Арина ушла, оставив кастрюльку на столе и немного порядка в мыслях Анны.
Анна подошла к спящему Сереже, поправила на нем одеяло. Да, она будет бороться. Не истериками и криками, а тихой, упрямой, ежедневной стойкостью. Она должна быть чище воды и ниже травы. И ждать. Ждать своего часа.
И ждать вестей от Лиды. Потому что в тишине избы ее осенила еще одна страшная догадка. Витька Егоров был пойман. Что он сказал на допросе? Взял вину на себя или валил все на Лиду? От этого зависела не только судьба дочери, но и ее собственная судьба, и судьба Сережи. Пока Лида была осужденной, клеймо висело на всех них.
Тиканье стенных часов звучало как отсчет времени до новой беды.
***
Прошла неделя. Семь долгих, напряженных дней, каждый из которых Анна Петровна проживала как последний. Она старалась следовать совету Арины: держаться. Ходила на ферму, куда ее, к удивлению, взяли на подмену доярки, заболевшей воспалением легких. Работа была тяжелой, но она цеплялась за нее как за якорь спасения. Это был ее пропуск в мир нормальных, не опозоренных людей. Это давало крохи заработка и, главное, официальную причину говорить: «Я кормлю внука. Я тружусь».
Сережу она брала с собой в коровник. Бригадирша, суровая женщина с оспинами на лице, поначалу ворчала, но, увидев, как мальчик тихо сидит на охапке сена и играет с соломинкой, махнула рукой: «Пусть сидит, лишь бы не мешал». Коровы, теплые, огромные, с печальными глазами, казалось, понимали горе маленького человека и делились с ним своим молочным теплом.
Анна работала молча, автоматически, в такт доению, в голове крутилась одна и та же навязчивая мысль: «Что там с Лидой? Где она?». Вестей не было никаких. Ни письма, ни официальной бумаги. Лида будто провалилась в черную, беззвучную яму. Эта неизвестность сводила с ума хуже любой плохой вести.
Однажды, возвращаясь с фермы уже в сумерках, ведя за руку уставшего Сережу, Анна увидела, что у ее калитки стоит незнакомая женщина. Не молодая, лет сорока, в темном пальто и платке, наброшенном на голову. В руках – небольшой узелок.

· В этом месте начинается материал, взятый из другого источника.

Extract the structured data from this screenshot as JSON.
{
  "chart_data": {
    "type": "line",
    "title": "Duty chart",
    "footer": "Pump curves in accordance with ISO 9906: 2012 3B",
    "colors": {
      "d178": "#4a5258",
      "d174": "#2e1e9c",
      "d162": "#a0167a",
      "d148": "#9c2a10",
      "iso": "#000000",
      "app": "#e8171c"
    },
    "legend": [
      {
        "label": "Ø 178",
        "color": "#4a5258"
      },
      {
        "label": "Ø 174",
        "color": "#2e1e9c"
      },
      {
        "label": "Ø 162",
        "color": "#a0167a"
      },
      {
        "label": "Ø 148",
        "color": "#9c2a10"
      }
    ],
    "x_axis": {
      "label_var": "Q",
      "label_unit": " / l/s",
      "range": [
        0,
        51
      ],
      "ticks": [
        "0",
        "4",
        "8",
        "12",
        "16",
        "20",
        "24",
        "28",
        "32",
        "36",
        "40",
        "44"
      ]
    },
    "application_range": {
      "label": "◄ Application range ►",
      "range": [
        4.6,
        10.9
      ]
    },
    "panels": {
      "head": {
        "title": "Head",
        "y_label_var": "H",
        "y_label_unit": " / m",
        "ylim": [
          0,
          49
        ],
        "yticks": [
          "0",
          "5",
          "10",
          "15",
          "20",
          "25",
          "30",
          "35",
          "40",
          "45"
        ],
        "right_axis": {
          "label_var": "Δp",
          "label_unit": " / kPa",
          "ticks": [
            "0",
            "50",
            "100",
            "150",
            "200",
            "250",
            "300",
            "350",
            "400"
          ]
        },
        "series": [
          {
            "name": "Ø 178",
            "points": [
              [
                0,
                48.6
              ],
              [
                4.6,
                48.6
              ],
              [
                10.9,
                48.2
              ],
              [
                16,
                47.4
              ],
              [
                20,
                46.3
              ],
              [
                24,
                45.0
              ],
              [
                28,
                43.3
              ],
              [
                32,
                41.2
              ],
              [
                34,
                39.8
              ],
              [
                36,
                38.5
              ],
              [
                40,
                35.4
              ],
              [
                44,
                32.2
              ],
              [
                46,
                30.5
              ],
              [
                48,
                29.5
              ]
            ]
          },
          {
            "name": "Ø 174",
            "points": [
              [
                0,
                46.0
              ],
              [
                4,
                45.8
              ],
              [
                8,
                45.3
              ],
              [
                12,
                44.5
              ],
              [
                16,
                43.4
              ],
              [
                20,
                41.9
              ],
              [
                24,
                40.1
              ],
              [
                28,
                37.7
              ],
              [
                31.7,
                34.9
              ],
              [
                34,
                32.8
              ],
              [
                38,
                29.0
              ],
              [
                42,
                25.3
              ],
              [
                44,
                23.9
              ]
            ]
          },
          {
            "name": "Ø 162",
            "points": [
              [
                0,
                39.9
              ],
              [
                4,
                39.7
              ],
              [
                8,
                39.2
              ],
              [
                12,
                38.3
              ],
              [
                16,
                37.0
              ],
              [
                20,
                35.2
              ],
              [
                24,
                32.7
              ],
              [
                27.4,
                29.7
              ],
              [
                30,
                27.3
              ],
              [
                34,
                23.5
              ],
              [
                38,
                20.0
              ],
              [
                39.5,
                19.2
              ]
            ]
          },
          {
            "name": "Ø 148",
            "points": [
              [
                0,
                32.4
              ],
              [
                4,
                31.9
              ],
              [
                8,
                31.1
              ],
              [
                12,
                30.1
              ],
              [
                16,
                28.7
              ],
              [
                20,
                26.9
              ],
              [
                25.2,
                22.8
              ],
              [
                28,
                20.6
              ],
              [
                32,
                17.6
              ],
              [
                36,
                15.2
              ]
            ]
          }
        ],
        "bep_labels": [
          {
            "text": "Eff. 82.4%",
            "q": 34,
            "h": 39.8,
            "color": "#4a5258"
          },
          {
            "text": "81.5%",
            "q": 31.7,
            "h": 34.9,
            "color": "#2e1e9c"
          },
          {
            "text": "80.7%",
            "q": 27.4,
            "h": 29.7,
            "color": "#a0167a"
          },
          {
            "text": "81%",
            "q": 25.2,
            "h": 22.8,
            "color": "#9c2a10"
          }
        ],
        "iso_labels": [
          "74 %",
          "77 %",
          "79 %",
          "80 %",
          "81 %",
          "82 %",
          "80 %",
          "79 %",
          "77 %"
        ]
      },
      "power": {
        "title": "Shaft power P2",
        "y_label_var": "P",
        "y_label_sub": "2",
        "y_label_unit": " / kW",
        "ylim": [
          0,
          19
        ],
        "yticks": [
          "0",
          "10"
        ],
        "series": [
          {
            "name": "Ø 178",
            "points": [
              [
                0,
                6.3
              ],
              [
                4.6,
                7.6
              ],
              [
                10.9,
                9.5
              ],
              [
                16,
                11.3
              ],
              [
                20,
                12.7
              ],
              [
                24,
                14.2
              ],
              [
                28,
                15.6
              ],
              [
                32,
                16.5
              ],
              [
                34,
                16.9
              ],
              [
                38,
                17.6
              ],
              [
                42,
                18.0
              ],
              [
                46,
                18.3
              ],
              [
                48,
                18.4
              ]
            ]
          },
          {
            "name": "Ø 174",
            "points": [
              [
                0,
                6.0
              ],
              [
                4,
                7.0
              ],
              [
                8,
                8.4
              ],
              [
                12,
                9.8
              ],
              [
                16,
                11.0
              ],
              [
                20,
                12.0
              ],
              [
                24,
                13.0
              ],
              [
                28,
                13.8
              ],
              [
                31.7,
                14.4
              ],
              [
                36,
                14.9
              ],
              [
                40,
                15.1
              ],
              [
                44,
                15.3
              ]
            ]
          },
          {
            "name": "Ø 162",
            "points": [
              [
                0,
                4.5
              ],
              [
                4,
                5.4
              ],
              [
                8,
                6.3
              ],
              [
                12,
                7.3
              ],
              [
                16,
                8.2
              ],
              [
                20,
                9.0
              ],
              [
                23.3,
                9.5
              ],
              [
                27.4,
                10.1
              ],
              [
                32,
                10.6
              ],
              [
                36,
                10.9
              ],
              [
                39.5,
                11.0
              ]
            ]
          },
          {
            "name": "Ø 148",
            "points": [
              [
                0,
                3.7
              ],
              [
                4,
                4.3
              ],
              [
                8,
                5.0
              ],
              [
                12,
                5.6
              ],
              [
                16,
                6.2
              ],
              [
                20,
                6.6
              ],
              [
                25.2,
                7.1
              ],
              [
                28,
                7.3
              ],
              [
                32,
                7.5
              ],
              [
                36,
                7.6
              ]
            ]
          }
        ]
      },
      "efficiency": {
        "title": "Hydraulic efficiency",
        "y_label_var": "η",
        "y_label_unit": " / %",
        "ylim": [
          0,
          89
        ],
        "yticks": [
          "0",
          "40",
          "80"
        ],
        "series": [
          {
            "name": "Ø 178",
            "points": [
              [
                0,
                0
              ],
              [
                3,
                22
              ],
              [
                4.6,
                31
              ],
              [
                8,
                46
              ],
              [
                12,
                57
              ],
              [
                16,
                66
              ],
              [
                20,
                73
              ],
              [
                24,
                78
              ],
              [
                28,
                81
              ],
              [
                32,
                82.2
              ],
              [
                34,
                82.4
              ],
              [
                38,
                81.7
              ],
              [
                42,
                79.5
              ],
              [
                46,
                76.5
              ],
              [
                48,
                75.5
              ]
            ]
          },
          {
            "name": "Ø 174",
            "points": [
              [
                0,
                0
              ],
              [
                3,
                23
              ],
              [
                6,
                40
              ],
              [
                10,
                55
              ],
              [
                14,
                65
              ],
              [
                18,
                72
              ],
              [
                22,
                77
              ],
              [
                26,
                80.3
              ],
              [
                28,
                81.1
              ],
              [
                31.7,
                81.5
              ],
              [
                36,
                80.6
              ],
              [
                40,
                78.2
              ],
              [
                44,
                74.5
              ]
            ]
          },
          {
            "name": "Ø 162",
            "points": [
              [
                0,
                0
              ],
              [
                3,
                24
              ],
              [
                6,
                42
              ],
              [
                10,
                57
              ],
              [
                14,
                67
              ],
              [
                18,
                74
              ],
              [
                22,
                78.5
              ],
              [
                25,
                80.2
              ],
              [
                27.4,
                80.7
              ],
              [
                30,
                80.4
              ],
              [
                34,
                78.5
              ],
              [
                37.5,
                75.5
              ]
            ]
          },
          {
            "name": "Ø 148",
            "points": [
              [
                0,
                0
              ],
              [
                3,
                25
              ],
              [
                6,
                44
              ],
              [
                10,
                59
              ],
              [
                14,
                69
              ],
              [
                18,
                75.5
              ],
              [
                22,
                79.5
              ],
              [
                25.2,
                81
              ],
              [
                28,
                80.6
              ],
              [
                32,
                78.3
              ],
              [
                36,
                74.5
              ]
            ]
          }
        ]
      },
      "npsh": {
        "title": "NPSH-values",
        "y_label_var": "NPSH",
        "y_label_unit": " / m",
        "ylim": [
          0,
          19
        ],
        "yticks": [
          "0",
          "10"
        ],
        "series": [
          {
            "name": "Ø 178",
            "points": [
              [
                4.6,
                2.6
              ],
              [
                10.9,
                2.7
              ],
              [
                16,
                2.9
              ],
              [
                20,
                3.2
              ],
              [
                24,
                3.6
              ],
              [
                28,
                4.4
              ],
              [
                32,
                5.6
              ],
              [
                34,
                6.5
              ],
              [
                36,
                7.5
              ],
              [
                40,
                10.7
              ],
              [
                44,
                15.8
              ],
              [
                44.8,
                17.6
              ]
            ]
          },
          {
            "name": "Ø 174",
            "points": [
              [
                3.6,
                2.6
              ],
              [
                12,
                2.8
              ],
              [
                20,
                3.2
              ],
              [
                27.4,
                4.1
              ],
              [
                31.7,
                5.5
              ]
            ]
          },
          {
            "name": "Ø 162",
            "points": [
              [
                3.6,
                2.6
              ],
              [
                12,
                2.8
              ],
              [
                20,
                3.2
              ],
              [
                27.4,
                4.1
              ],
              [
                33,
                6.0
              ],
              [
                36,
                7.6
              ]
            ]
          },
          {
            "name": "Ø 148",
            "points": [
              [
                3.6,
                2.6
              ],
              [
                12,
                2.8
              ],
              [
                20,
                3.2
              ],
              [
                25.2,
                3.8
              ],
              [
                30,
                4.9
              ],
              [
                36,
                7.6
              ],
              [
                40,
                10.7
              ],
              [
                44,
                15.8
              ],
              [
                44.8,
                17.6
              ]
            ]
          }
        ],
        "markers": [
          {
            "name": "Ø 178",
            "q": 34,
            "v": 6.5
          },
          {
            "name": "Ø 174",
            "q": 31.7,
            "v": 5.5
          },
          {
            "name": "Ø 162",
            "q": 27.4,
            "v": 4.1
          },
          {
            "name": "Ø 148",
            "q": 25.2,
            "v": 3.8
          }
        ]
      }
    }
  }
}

Сердце Анны снова заколотилось тревогой. Чиновница? Из НКВД? Но вид у женщины был не казенный, а скорее испуганный и неуверенный.
– Вам кого? – осторожно спросила Анна, подходя ближе.
Женщина вздрогнула, обернулась. У нее было неброское, усталое лицо и очень добрые, лучистые глаза.
– Вы Анна Петровна? Мама Лидии? – спросила она тихо, оглядываясь по сторонам.
– Я… – Анна почувствовала, как подкашиваются ноги. – А вы кто?
– Меня зовут Ольга Максимовна. Я… я была в камере с вашей Лидочкой. Три дня, пока меня этапировали в Красноярск, – еще тише проговорила женщина, и ее глаза наполнились слезами. – Она… она умоляла меня. Если будет возможность, найти вас и передать. Что она не виновата. Что этот негодяй, Егоров, все на нее свалил. И что… что она вас любит и Сережу целует.
Анна ахнула, схватившись за грудь. Она распахнула калитку.
– Заходите, ради Бога, заходите в дом! – зашептала она, завлекая женщину во двор, словно боялась, что та исчезнет.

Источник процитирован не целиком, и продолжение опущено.